Você provavelmente já passou por isso: ao iniciar um novo emprego, a animação toma conta e a produtividade vai lá em cima. Mas, com o tempo, a repetição das tarefas vai tornando aquilo entediante, chato, até que, quando se dá conta de si, você está procrastinando ou levando muito mais tempo para fazer aquilo do que acontecia inicialmente.

Esse desânimo gradual, que para muitos é uma questão de desmotivação, na verdade tem razões biológicas, segundo o psicólogo e professor Daniel M. Cable, autor do livro Alive at Work: The Neuroscience of Helping Your People Love What They Do [“Vivo no trabalho: a neurociência em ajudar sua equipe a amar o que faz”, em tradução livre].

Em entrevista à Fast Company sobre a obra, Cable conta que, quando era professor da Universidade da Carolina do Norte, tal tédio caiu sobre ele após algum tempo de trabalho. Isso mudou depois que o psicólogo sofreu de um linfoma – câncer que se origina no sistema linfático – e, uma vez curado, sentiu um novo ânimo para executar sua função. Isso se deu pela atuação da parte do cérebro chamada estriado ventral, ele explica.

“Essa parte do nosso cérebro urge de nós, desde quando somos bebês, que exploremos o que não sabemos. Criancinhas podem ganhar um brinquedo incrível e brincarão intensamente por alguns dias ou uma semana. Depois, elas acham algo que nunca tinham visto, como a chave de um carro, e para elas aquilo é muito mais interessante. Isso não acontece pelo objeto ser divertido ou não, mas por ser novo para ele”, exemplifica.
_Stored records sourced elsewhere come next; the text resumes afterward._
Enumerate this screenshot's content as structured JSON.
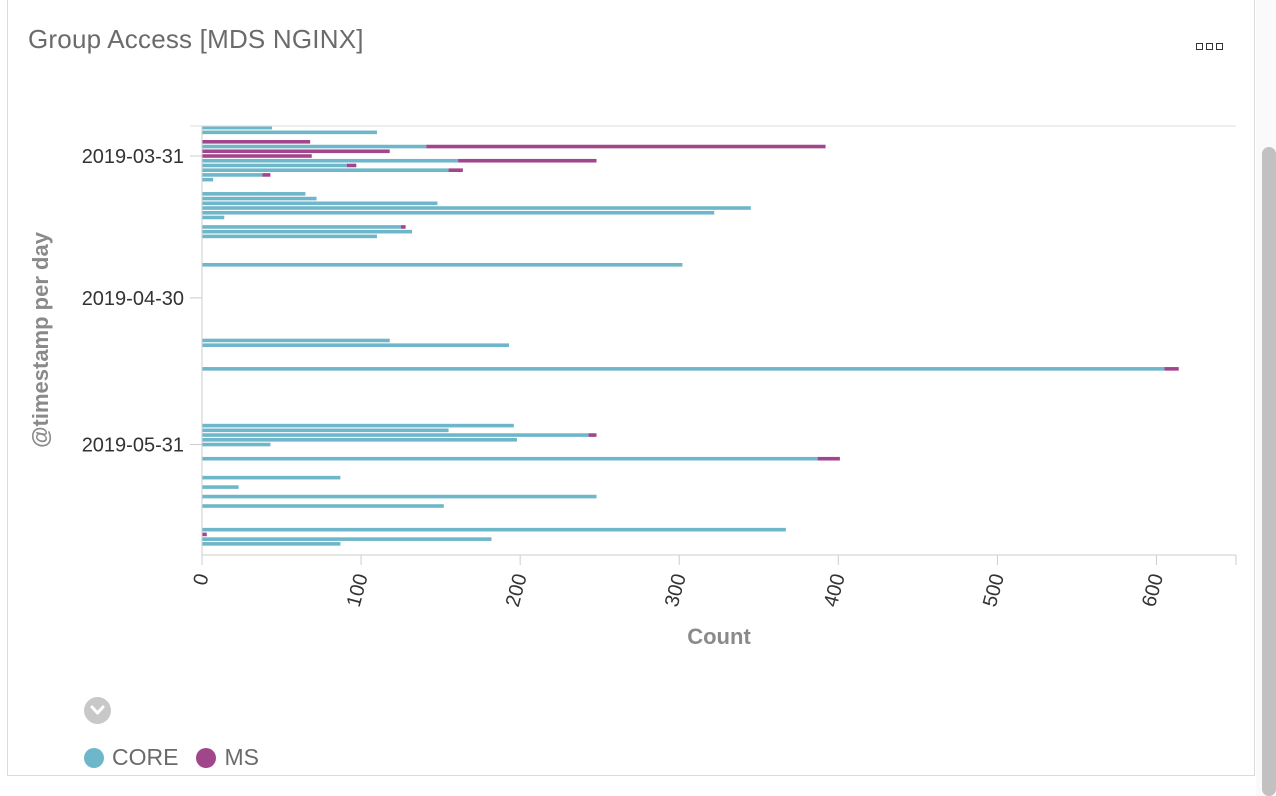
{
  "panel": {
    "title": "Group Access [MDS NGINX]"
  },
  "chart_data": {
    "type": "bar",
    "orientation": "horizontal",
    "stacked": true,
    "title": "",
    "xlabel": "Count",
    "ylabel": "@timestamp per day",
    "xlim": [
      0,
      650
    ],
    "x_ticks": [
      0,
      100,
      200,
      300,
      400,
      500,
      600
    ],
    "y_ticks": [
      {
        "label": "2019-03-31",
        "day": 31
      },
      {
        "label": "2019-04-30",
        "day": 61
      },
      {
        "label": "2019-05-31",
        "day": 92
      }
    ],
    "grid": false,
    "legend_position": "bottom-left",
    "series": [
      {
        "name": "CORE",
        "color": "#6eb6c9"
      },
      {
        "name": "MS",
        "color": "#a2468c"
      }
    ],
    "rows": [
      {
        "day": 25,
        "CORE": 44,
        "MS": 0
      },
      {
        "day": 26,
        "CORE": 110,
        "MS": 0
      },
      {
        "day": 28,
        "CORE": 0,
        "MS": 68
      },
      {
        "day": 29,
        "CORE": 141,
        "MS": 251
      },
      {
        "day": 30,
        "CORE": 0,
        "MS": 118
      },
      {
        "day": 31,
        "CORE": 0,
        "MS": 69
      },
      {
        "day": 32,
        "CORE": 161,
        "MS": 87
      },
      {
        "day": 33,
        "CORE": 91,
        "MS": 6
      },
      {
        "day": 34,
        "CORE": 155,
        "MS": 9
      },
      {
        "day": 35,
        "CORE": 38,
        "MS": 5
      },
      {
        "day": 36,
        "CORE": 7,
        "MS": 0
      },
      {
        "day": 39,
        "CORE": 65,
        "MS": 0
      },
      {
        "day": 40,
        "CORE": 72,
        "MS": 0
      },
      {
        "day": 41,
        "CORE": 148,
        "MS": 0
      },
      {
        "day": 42,
        "CORE": 345,
        "MS": 0
      },
      {
        "day": 43,
        "CORE": 322,
        "MS": 0
      },
      {
        "day": 44,
        "CORE": 14,
        "MS": 0
      },
      {
        "day": 46,
        "CORE": 125,
        "MS": 3
      },
      {
        "day": 47,
        "CORE": 132,
        "MS": 0
      },
      {
        "day": 48,
        "CORE": 110,
        "MS": 0
      },
      {
        "day": 54,
        "CORE": 302,
        "MS": 0
      },
      {
        "day": 70,
        "CORE": 118,
        "MS": 0
      },
      {
        "day": 71,
        "CORE": 193,
        "MS": 0
      },
      {
        "day": 76,
        "CORE": 605,
        "MS": 9
      },
      {
        "day": 88,
        "CORE": 196,
        "MS": 0
      },
      {
        "day": 89,
        "CORE": 155,
        "MS": 0
      },
      {
        "day": 90,
        "CORE": 243,
        "MS": 5
      },
      {
        "day": 91,
        "CORE": 198,
        "MS": 0
      },
      {
        "day": 92,
        "CORE": 43,
        "MS": 0
      },
      {
        "day": 95,
        "CORE": 387,
        "MS": 14
      },
      {
        "day": 99,
        "CORE": 87,
        "MS": 0
      },
      {
        "day": 101,
        "CORE": 23,
        "MS": 0
      },
      {
        "day": 103,
        "CORE": 248,
        "MS": 0
      },
      {
        "day": 105,
        "CORE": 152,
        "MS": 0
      },
      {
        "day": 110,
        "CORE": 367,
        "MS": 0
      },
      {
        "day": 111,
        "CORE": 0,
        "MS": 3
      },
      {
        "day": 112,
        "CORE": 182,
        "MS": 0
      },
      {
        "day": 113,
        "CORE": 87,
        "MS": 0
      }
    ]
  }
}
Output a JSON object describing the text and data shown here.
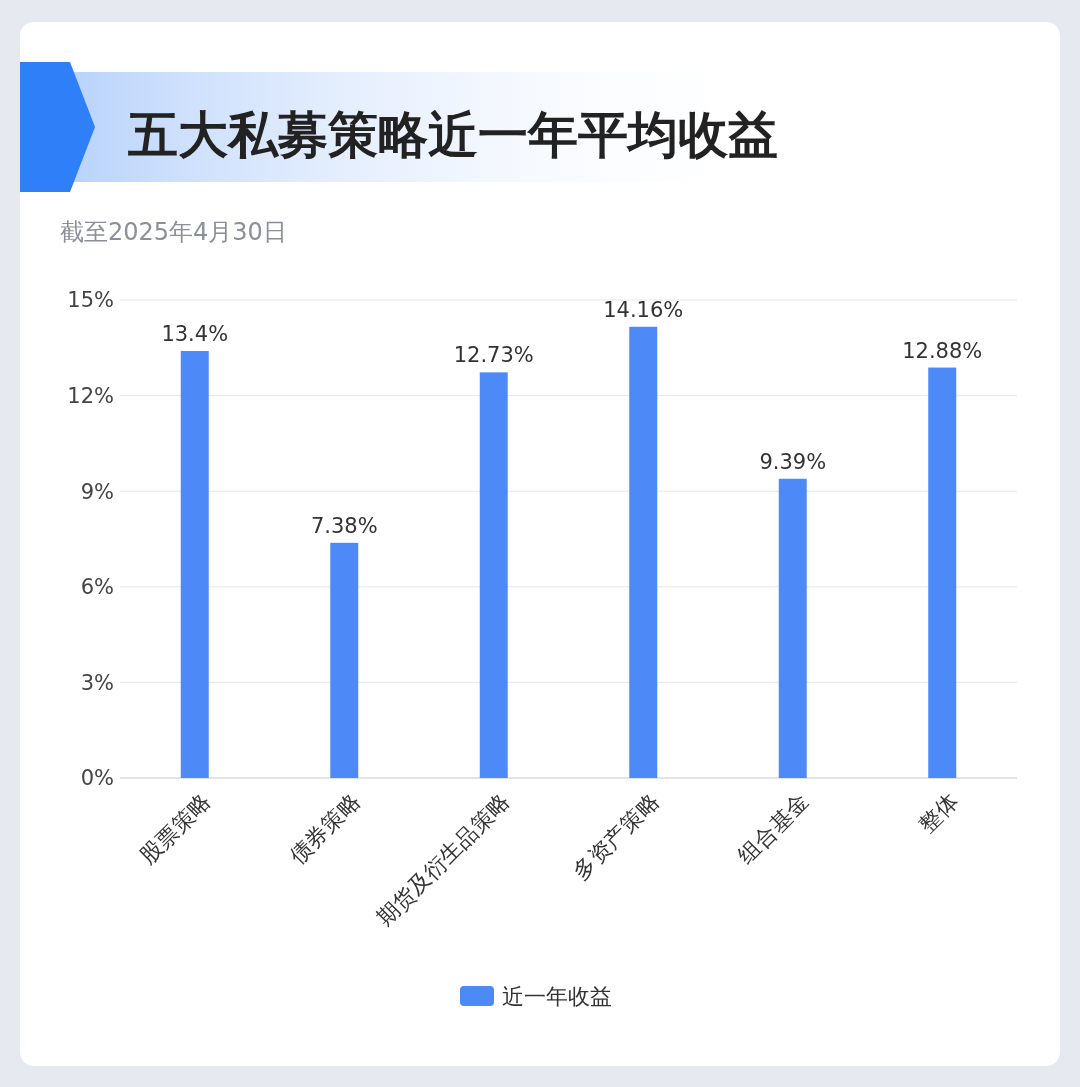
{
  "chart_data": {
    "type": "bar",
    "title": "五大私募策略近一年平均收益",
    "annotations": [
      "截至2025年4月30日"
    ],
    "categories": [
      "股票策略",
      "债券策略",
      "期货及衍生品策略",
      "多资产策略",
      "组合基金",
      "整体"
    ],
    "series": [
      {
        "name": "近一年收益",
        "color": "#4d8af7",
        "values": [
          13.4,
          7.38,
          12.73,
          14.16,
          9.39,
          12.88
        ],
        "value_labels": [
          "13.4%",
          "7.38%",
          "12.73%",
          "14.16%",
          "9.39%",
          "12.88%"
        ]
      }
    ],
    "ylim": [
      0,
      15
    ],
    "yticks": [
      {
        "value": 0,
        "label": "0%"
      },
      {
        "value": 3,
        "label": "3%"
      },
      {
        "value": 6,
        "label": "6%"
      },
      {
        "value": 9,
        "label": "9%"
      },
      {
        "value": 12,
        "label": "12%"
      },
      {
        "value": 15,
        "label": "15%"
      }
    ],
    "grid": "y",
    "legend": "bottom"
  }
}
Quando cedemos a essas novidades ou encontramos um novo olhar sobre algo que nos parecia repetitivo, diz Cable, nosso cérebro libera dopamina, o que nos dá uma impressão de ânimo renovado. E isso também pode acontecer no trabalho, segundo ele.

Pensando nas necessidades profissionais que muitas vezes são atrapalhadas por esse desânimo com a rotina, o professor separou, do conteúdo do seu livro, três importantes dicas para ajudar as pessoas a saírem do tédio e receberem uma dose extra de dopamina no expediente. Veja abaixo.

Aposte no que você faz melhor
Uma forma de driblar o tédio pode ser o profissional encarar o trabalho a partir dos pontos fortes que possui. “Como você pode agregar valor à equipe usando sua qualidade fundamental?”, questiona Cable.

No seu caso, depois de superar o grave problema de saúde, foi o bom humor que o ajudou a encontrar uma nova e satisfatória forma de encarar o dia a dia. “Fazer brincadeiras me fazia me sentir bem e eu via que os estudantes se interessavam mais. Como professor, era algo único para mim. Decidi levar sempre o humor às aulas, em vez de deixá-lo em casa”, diz.

Esteja disposto a experimentar
Sair da zona de conforto é outro passo importante, explica o psicólogo. No caso dele, desenvolver novas aulas, em vez de repetir as antigas, funcionou bem. Mas a lição vale para qualquer função, segundo Cable.

“Um gerente de vendas que acaba de ser promovido e não tinha a chance de ir à rua pode então passar a se deslocar para visitar os clientes. É uma forma de refrescar as ideia se aprender coisas novas”, explica.

Lembre-se do propósito de seu trabalho
O professor conta que, quando passou a se sentir desanimado com seu trabalho na universidade, ele via sua tarefa como professor como, basicamente, ajudar jovens ricos a se tornarem mais ricos com um MBA. “Não é como se fosse algo ilegal, mas eu não me sentia inspirado ou usando bem o meu tempo. Mas houve um momento em que me perguntei por que estava contando aquela história sobre mim mesmo. E se eu usasse minha função para um propósito diferente?”, lembra.

Assim, ele passou a focar suas aulas em boas lições de liderança para os jovens empreendedores. “O trabalho não mudou, mas eu o ressignifiquei em torno do que tem valor para mim”, explica.

Segundo o professor, cercar-se de pelo menos um dos três comportamentos diária ou semanalmente pode fazer a diferença no rendimento profissional. “Engajamento exige trazer o que se tem de melhor ao trabalho”, resume.